Academia’s Conflicted Reaction To Blogging

It seems that the reaction to blogging in higher education is a bit schizoid. On one hand the admissions office embraces blogging as a way for selected students to share their campus experiences with potential students. Admittedly, those blogs may be less characteristic of the true spirit of blogging than the ones created by students outside the constraints of administrative oversight – and student blogging sometimes leads to disciplinary actions. But the negative reaction to blogging by faculty at some institutions, mainly to the blogging of their peers, is perhaps even more puzzling. Isn’t the type of dialogue we see in blogs – the questions, debates, exploring controversial issues – at the heart of the university’s ideals? A number of stories have circulated about academic bloggers questioning if failed bids for tenure might be owing to their blogging.

The conflicted reactions to blogging in higher education are discussed in a good article at Slate titled, “Attack of the Career-Killing Blogs.” It suggests several reasons while academic blogging is looked down upon, including departmental jealousy, that it’s considered a waste of time that should be spent on serious research, and that it falls outside the traditional peer-review journal system. Blogs however, seem to fulfill in many more ways the “fruition, not a betrayal, of the university’s ideals.” The article then considers that if a major objection to academic blogs is that they lack peer review, how might a system to judge and review them be put in place.

Efforts to fit round blogs in to the square hole of peer review seems quite puzzling, but perhaps the discussion will lead to some greater acceptance of blogging as a legitimate form of scholarship. I’ve yet to hear of any stories about tenure or employment issues related to academic librarian bloggers. Perhaps within the greater scheme of things in higher education our blogs are still flying under the radar. Still, current and potential academic librarian bloggers may wish to reflect on higher education’s response to blogging, and how it might impact on future employment and promotion opportunities.

3 thoughts on “Academia’s Conflicted Reaction To Blogging”

  1. Rule 9 in Jacob Nielsen’s “Top Ten Design Mistakes” for blogs is “forgetting that you write for your future boss.” Ouch.

    That said, I think it’s strange to say blogs aren’t peer-reviewed. They ARE peer review! Of course “peer” is opened up to be more than two scholars working the same small seam of ideas in the dark. There’s plenty of evidence that, as a practice, it’s far from fool-proof. Just check out the famous study by DP Peters and SJ Ceci “Peer-review practices of psychological journals: The fate of published articles, submitted again.” Behavioral and Brain Science 5 [1982] 187-96 and all the commentary following. This was also reprinted as a book titled Peer Commentary on Peer Review, Cambridge UP, 1983.

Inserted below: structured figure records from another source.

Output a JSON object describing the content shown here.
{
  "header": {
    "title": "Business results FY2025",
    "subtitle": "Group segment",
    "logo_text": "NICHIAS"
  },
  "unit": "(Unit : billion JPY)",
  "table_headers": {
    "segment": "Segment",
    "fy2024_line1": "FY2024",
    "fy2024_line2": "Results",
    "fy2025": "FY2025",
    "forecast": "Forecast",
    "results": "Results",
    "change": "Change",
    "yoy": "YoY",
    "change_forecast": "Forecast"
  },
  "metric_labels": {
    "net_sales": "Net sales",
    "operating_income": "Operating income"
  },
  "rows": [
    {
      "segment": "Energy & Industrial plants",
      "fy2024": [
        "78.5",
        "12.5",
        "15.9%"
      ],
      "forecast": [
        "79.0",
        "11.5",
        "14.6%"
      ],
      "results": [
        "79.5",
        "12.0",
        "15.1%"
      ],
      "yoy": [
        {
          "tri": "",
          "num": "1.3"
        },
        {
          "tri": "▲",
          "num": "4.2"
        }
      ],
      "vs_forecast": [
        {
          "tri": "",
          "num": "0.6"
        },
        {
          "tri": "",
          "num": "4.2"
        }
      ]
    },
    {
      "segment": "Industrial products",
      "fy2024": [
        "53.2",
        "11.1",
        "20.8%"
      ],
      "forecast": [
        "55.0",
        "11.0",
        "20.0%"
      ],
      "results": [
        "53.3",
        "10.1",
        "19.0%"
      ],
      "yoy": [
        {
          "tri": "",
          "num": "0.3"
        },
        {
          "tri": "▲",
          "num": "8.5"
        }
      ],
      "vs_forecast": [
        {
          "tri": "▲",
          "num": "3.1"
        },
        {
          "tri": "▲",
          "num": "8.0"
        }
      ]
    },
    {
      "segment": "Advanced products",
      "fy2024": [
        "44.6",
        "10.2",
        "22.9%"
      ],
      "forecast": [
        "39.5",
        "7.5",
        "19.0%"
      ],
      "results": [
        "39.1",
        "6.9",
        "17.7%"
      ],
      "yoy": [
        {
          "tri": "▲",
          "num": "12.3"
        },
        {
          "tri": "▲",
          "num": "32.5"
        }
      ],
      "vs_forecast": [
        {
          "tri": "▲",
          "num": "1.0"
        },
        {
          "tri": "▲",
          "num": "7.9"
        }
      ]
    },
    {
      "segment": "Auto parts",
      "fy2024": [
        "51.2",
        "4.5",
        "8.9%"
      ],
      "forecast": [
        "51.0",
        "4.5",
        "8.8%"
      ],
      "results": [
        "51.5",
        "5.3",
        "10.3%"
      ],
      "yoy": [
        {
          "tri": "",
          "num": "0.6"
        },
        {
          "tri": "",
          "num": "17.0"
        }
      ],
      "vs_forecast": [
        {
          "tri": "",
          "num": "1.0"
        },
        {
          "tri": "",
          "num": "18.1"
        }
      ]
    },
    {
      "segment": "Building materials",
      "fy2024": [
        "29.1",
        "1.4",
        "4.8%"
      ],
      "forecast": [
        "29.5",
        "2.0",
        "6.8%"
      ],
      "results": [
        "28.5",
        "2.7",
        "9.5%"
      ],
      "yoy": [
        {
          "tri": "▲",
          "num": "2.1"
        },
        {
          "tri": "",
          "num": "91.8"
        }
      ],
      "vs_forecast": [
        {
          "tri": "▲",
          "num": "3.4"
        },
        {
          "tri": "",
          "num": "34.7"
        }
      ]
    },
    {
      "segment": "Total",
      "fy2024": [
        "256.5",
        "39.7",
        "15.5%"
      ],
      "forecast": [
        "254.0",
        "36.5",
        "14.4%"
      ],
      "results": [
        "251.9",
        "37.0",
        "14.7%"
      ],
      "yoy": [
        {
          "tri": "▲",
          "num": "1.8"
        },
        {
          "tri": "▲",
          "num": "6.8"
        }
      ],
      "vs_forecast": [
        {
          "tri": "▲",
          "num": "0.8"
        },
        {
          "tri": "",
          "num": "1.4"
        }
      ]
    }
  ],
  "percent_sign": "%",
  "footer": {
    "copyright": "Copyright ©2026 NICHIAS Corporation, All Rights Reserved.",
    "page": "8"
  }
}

    Blogs are often funny, ironic, opinionated, up-to-date, and personal – things that can be present in formal academic writing, but only if they appear in heavy disguise, thick spectacles and false beards almost required. (Isn’t there something sad about a genre in which your best zingers have to be hidden in the 8-point font of a footnote?)

    I think blogging has great potential to make it easier to share ideas in accessible ways. Like any form of expression, it works best if it’s thoughtful, responsive to audience, and able to provide good evidence for claims. Basic rules for all forms of writing. I think this anxiety is blown out of proportion. If academic freedom doesn’t extend to blogging, the academy has some explaining to do.

  2. I don’t find the two reactions to blogging that Steven describes as “schizoid” at all a surprise. Consider his examples: (1) the embrace of student blogging by student services professionals; and (2) the debate over whether blogging represents appropriate scholarly activity. This is simply another example of what much of the literature of higher education identifies as a cultural gulf between student affairs professionals (student-centered) and teaching faculty (discipline-centered). The fact that academic librarianship has been somewhat more accepting (Michael Gorman and Blaise Cronin notwithstanding) is perhaps an example of the middle ground that many of us play between those two well-defined academic cultures.

    Mind you, I am not stating categorically either that there is a “two culture” problem dividing academic and student affairs, or that librarians inhabit a well-defined middle ground, but both ideas are certainly part of the literature (with the former reflected strongly in calls over the past decade to bridge that gap through focused attention on academic affairs – student affairs collaboration) and, I think, provide a framework for what Steven rightly identifies as mixed messages about the place of blogs in the academy.